15 October 2018

The Cold War Choice (with China)

October 13, 2018 
Americans need to insist that they have choices for how to manage geopolitical power struggles apart from the status quo reflexive military defense.
The current atmosphere in U.S.-China relations recalls the early years of America’s long confrontation with the Soviet Union—and not only because the phrase “cold war” is increasingly used with abandon. Then, as now, a conciliatory Washington, DC consensus was breaking apart in the face of apparent Eurasian treachery. Then, as now, U.S. government policies and pronouncements began to reflect and respond to the requirements of confrontation, rather than cooperation. And yet, as a newly adversarial poise crystallizes in the bipartisan collective consciousness of the Beltway, it is worth highlighting a crucial difference: back then, Americans had a clearer choice.

Between the end of World War II in 1945 and the start of the Korean War in 1950, America retained an institutional bias against interventionism. The Truman Doctrine, George Kennan’s “X Article,” Winston Churchill’s “Iron Curtain” speech in Fulton, Missouri, and Secretary of State George Marshall’s Harvard University speech outlining the European Recovery Program were rhetorical volleys designed to provoke nationwide debate and spur a traditionally insular political system to assume long-term international responsibilities. Concurrently, prominent political figures voiced skepticism of foreign entanglements. On the left Henry Wallace, FDR’s second vice president and Harry Truman’s first commerce secretary, publicly broke with the White House over its confrontational policies toward the USSR. On the right Senator Robert Taft of Ohio nearly won the 1952 Republican presidential nomination on a platform of non-interventionism and opposition to NATO.

Back then America had to be convinced to fight for anything. Today it is already committed to fight for everything. The habits of mind of the organizations we created to grapple with Soviet power are strongly biased in favor of the political and military defense of an expansive status quo. In particular, the primacy of deterrence in American strategic thought has sapped its foreign policy of nuance and flexibility, precisely the qualities necessary for coping with international change. Absent a dynamic and informed elected leadership, we are on a semi-automated course towards global confrontation with an emerging Sino-Russian entente. The 2017 National Security Strategy clearly points in that direction, yet there are no presidential speeches exhorting the nation to action. Additionally, there are no mainstream politicians calling for restraint. We deserve as spirited a national debate about the wisdom of this competition as we had in the late 1940s. Four considerations make skepticism the proper starting point in this debate.


First and most important is recognizing that we were lucky to avoid nuclear disaster during the Cold War. New histories reveal that the Cuban Missile Crisis and the 1983 Able Archer exercises brought us closer to the edge than was understood at the time. It is easy to imagine that an intense geopolitical competition with China could lead to similar episodes over Taiwan or Korea. Given that a nuclear war is one of the only events that could destroy our country, we should be extremely reluctant to run nuclear risks on behalf of all but the most existential national security goals.

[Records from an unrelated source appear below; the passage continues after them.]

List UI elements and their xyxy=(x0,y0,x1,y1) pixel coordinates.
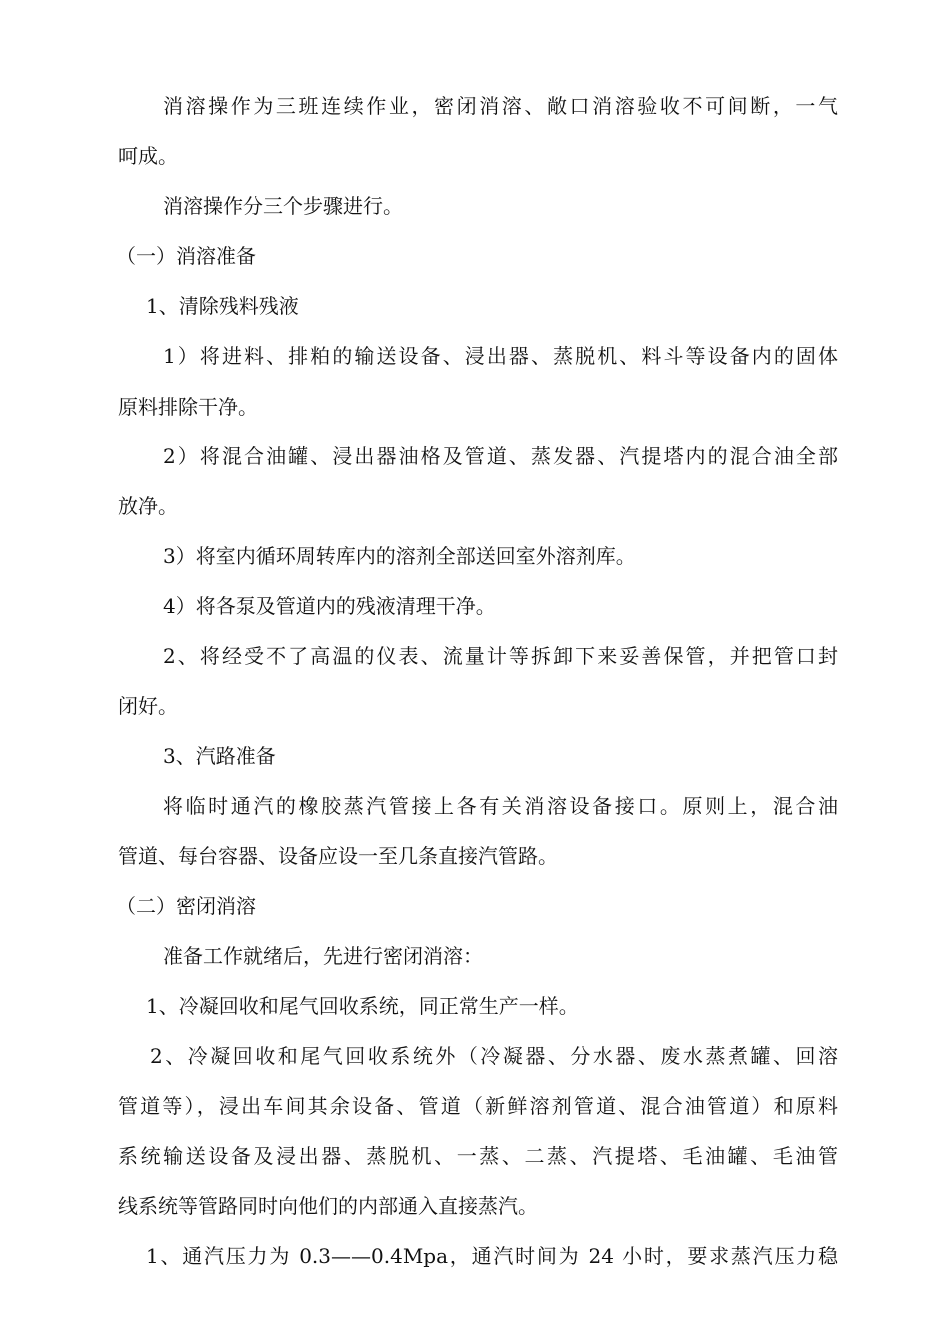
paragraph-line: 准备工作就绪后，先进行密闭消溶： xyxy=(163,944,483,968)
paragraph-line: 管道、每台容器、设备应设一至几条直接汽管路。 xyxy=(118,844,558,868)
paragraph-line: 4）将各泵及管道内的残液清理干净。 xyxy=(163,594,496,618)
paragraph-line: 系统输送设备及浸出器、蒸脱机、一蒸、二蒸、汽提塔、毛油罐、毛油管 xyxy=(118,1144,838,1168)
paragraph-line: 1）将进料、排粕的输送设备、浸出器、蒸脱机、料斗等设备内的固体 xyxy=(163,344,838,368)
paragraph-line: 原料排除干净。 xyxy=(118,395,258,419)
section-heading: （二）密闭消溶 xyxy=(116,894,256,918)
section-heading: （一）消溶准备 xyxy=(116,244,256,268)
paragraph-line: 闭好。 xyxy=(118,694,178,718)
paragraph-line: 2、冷凝回收和尾气回收系统外（冷凝器、分水器、废水蒸煮罐、回溶 xyxy=(150,1044,838,1068)
paragraph-line: 2、将经受不了高温的仪表、流量计等拆卸下来妥善保管，并把管口封 xyxy=(163,644,838,668)
paragraph-line: 线系统等管路同时向他们的内部通入直接蒸汽。 xyxy=(118,1194,538,1218)
subsection-heading: 1、清除残料残液 xyxy=(146,294,299,318)
paragraph-line: 1、通汽压力为 0.3——0.4Mpa，通汽时间为 24 小时，要求蒸汽压力稳 xyxy=(146,1244,838,1268)
paragraph-line: 呵成。 xyxy=(118,144,178,168)
paragraph-line: 3）将室内循环周转库内的溶剂全部送回室外溶剂库。 xyxy=(163,544,636,568)
paragraph-line: 管道等），浸出车间其余设备、管道（新鲜溶剂管道、混合油管道）和原料 xyxy=(118,1094,838,1118)
paragraph-line: 将临时通汽的橡胶蒸汽管接上各有关消溶设备接口。原则上，混合油 xyxy=(163,794,838,818)
paragraph-line: 1、冷凝回收和尾气回收系统，同正常生产一样。 xyxy=(146,994,579,1018)
paragraph-line: 2）将混合油罐、浸出器油格及管道、蒸发器、汽提塔内的混合油全部 xyxy=(163,444,838,468)
paragraph-line: 消溶操作为三班连续作业，密闭消溶、敞口消溶验收不可间断，一气 xyxy=(163,94,838,118)
subsection-heading: 3、汽路准备 xyxy=(163,744,276,768)
paragraph-line: 放净。 xyxy=(118,494,178,518)
paragraph-line: 消溶操作分三个步骤进行。 xyxy=(163,194,403,218)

Second, there is a real trade-off between guns and butter. Cold War America spent between 5 to 10 percent of annual output on defense in an era of buoyant productivity growth and low public debt to GDP ratios. Despite this fiscal breathing room, high defense spending contributed to inflation in the Vietnam-era and big budget deficits in the Reagan-era. The U.S. government now has much less fiscal leeway to prosecute a geopolitical competition. Although defense spending is now only a little over three percent of GDP, the net public debt is nearly 80 percent of GDP. The Congressional Budget Office estimates that tax cuts, lower productivity growth and an aging population will push it past 100 percent by 2028. Raising defense outlays will either force us to make immediate cuts to domestic services or compromise our long-run prosperity through higher taxes or a larger public debt. Whether or not you believe America is in for an acute fiscal crisis, resource tradeoffs will be more apparent than during the Cold War.

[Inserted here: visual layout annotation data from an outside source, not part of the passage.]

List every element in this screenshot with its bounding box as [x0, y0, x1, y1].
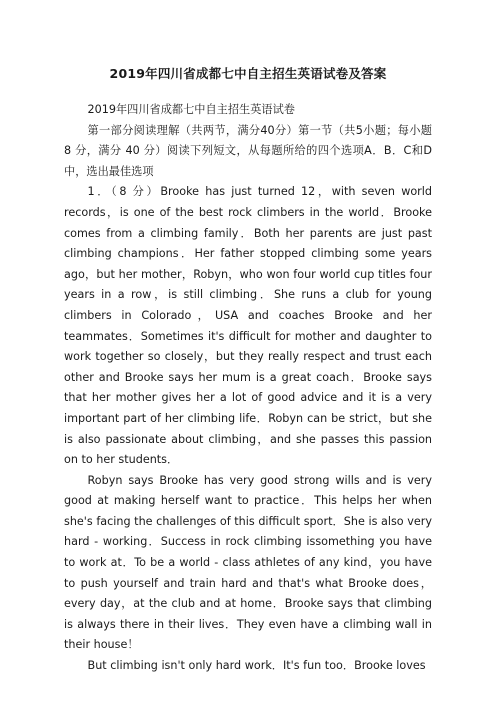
section-instructions: 第一部分阅读理解（共两节，满分40分）第一节（共5小题；每小题 8 分，满分 40 分）阅读下列短文，从每题所给的四个选项A．B．C和D中，选出最佳选项 [64, 123, 432, 178]
question-1-paragraph-1: 1．（8 分）Brooke has just turned 12，with seven world records，is one of the best rock climbers in the world．Brooke comes from a climbing family．Both her parents are just past climbing champions．Her father stopped climbing some years ago，but her mother，Robyn，who won four world cup titles four years in a row，is still climbing．She runs a club for young climbers in Colorado，USA and coaches Brooke and her teammates．Sometimes it's difficult for mother and daughter to work together so closely，but they really respect and trust each other and Brooke says her mum is a great coach．Brooke says that her mother gives her a lot of good advice and it is a very important part of her climbing life．Robyn can be strict，but she is also passionate about climbing，and she passes this passion on to her students． [64, 185, 432, 467]
question-1-paragraph-3: But climbing isn't only hard work．It's fun too．Brooke loves [87, 659, 426, 673]
question-1-paragraph-2: Robyn says Brooke has very good strong wills and is very good at making herself want to practice．This helps her when she's facing the challenges of this difficult sport．She is also very hard - working．Success in rock climbing issomething you have to work at．To be a world - class athletes of any kind，you have to push yourself and train hard and that's what Brooke does，every day，at the club and at home．Brooke says that climbing is always there in their lives．They even have a climbing wall in their house！ [64, 473, 432, 652]
document-title: 2019年四川省成都七中自主招生英语试卷及答案 [109, 66, 387, 81]
exam-subtitle: 2019年四川省成都七中自主招生英语试卷 [87, 103, 295, 116]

Third, a new long-run security competition is likely to erode our liberty. America’s last two major foreign-policy orientations, the Cold War and the War on Terror, led to the creation and empowerment of a permanent military-intelligence apparatus which now possesses unprecedented powers of surveillance and coercion. There is every reason to believe that a new long-run political-military competition with China would cause the U.S. government to acquire even more such powers. Our founding creed cautions us to be intensely skeptical of concentrated state power. We should subject any new justification for its expansion to careful and sustained scrutiny. Governments seldom give up powers, once acquired.

Fourth, a clear “victory” like the one we enjoyed in the Cold War may not be forthcoming. The United States was more powerful than the Soviet Union at every stage of the Cold War. We easily outspent and out-innovated them. CIA estimates of the Soviet economy suggest that it was never more than two-thirds the size of America’s. China’s annual output has already reached parity with the United States. It surpassed us in terms of industrial output in 2010. China faces enormous demographic and financial problems, but the central role of market incentives in its economy means it is unlikely to suddenly fall off a cliff. We know a lot more about the Chinese economy than we knew about the Soviet economy and what we know should make us wary of engaging them in a struggle of attrition.